Le repas terminé, certains passèrent dans le salon voisin pour y entendre un pianiste connu, tandis que d’autres, installés dans le fumoir, ne tarissaient pas d’éloges sur le style des mémoires du comte et sur ses admirables descriptions de paysages .

D’Eprémesnil allait de l’un à l’autre, disert et affable, offrant de lui l’image charmante d’un homme à qui la vie ne pourrait rien refuser. Personne n’avait su et personne n’aurait pu imaginer par quelles affres il était passé l’année précédente, quelles angoisses il avait traversées avant que Lisette ne lui rende le goût de vivre. C’était là son secret.

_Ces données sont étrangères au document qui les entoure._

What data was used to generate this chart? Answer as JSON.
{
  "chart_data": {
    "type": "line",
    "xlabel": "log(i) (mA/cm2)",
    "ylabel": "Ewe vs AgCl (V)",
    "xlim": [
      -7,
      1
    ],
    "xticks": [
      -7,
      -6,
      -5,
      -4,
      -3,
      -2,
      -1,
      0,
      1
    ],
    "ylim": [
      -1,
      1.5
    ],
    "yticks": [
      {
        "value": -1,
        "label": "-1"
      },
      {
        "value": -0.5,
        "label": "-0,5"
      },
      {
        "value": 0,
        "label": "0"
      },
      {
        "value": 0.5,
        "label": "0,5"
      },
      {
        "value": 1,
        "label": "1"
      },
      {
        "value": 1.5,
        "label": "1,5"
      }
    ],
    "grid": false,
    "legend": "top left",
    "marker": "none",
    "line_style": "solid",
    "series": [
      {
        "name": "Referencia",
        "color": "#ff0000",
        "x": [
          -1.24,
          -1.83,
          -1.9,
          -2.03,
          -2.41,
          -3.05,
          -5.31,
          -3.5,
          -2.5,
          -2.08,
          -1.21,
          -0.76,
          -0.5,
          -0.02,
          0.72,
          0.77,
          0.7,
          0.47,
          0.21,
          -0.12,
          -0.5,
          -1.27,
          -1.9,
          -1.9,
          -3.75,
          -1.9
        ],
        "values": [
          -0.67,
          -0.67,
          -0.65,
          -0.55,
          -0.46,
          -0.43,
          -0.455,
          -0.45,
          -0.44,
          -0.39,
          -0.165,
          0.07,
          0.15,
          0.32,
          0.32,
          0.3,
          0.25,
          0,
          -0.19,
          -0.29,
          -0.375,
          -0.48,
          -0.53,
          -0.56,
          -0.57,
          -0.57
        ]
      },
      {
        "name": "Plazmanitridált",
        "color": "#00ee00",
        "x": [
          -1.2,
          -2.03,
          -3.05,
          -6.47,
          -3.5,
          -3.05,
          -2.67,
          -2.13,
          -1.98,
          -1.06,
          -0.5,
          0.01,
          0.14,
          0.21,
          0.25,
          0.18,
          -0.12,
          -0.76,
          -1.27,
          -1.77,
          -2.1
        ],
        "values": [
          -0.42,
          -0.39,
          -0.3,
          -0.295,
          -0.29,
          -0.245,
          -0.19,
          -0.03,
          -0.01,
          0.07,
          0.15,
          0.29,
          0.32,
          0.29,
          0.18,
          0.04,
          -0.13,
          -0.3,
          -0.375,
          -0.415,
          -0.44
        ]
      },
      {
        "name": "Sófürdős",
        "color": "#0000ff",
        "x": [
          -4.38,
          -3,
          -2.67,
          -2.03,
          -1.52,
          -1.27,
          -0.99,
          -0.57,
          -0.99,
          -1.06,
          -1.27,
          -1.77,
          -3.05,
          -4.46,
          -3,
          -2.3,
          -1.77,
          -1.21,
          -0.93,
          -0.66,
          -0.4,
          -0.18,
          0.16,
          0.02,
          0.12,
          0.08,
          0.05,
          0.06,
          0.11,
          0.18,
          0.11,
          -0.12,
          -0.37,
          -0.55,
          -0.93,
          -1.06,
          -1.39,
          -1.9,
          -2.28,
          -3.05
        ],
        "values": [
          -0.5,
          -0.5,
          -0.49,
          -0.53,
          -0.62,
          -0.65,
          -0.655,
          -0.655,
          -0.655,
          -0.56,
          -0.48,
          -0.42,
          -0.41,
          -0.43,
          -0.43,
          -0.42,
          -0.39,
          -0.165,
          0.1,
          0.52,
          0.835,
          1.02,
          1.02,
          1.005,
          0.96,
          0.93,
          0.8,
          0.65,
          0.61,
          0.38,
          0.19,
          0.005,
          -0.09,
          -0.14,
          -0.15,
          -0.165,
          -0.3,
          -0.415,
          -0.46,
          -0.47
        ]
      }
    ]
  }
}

La fête dura tard dans la nuit et quand les derniers invités furent partis, il se dit qu’il avait peut-être déjà gagné la partie : plusieurs académiciens lui avaient discrètement annoncé qu’ils lui donneraient leur voix sans même qu’il ait évoqué sa candidature. À l’aube, il monta dans sa chambre et se coucha en pleine euphorie. Il se souvint juste avant de s’endormir que Lisette était sous son toit : cette fois, malgré toute cette frénésie, il n’avait pas oublié de faire ce qu’il fallait pour la mettre à l’abri.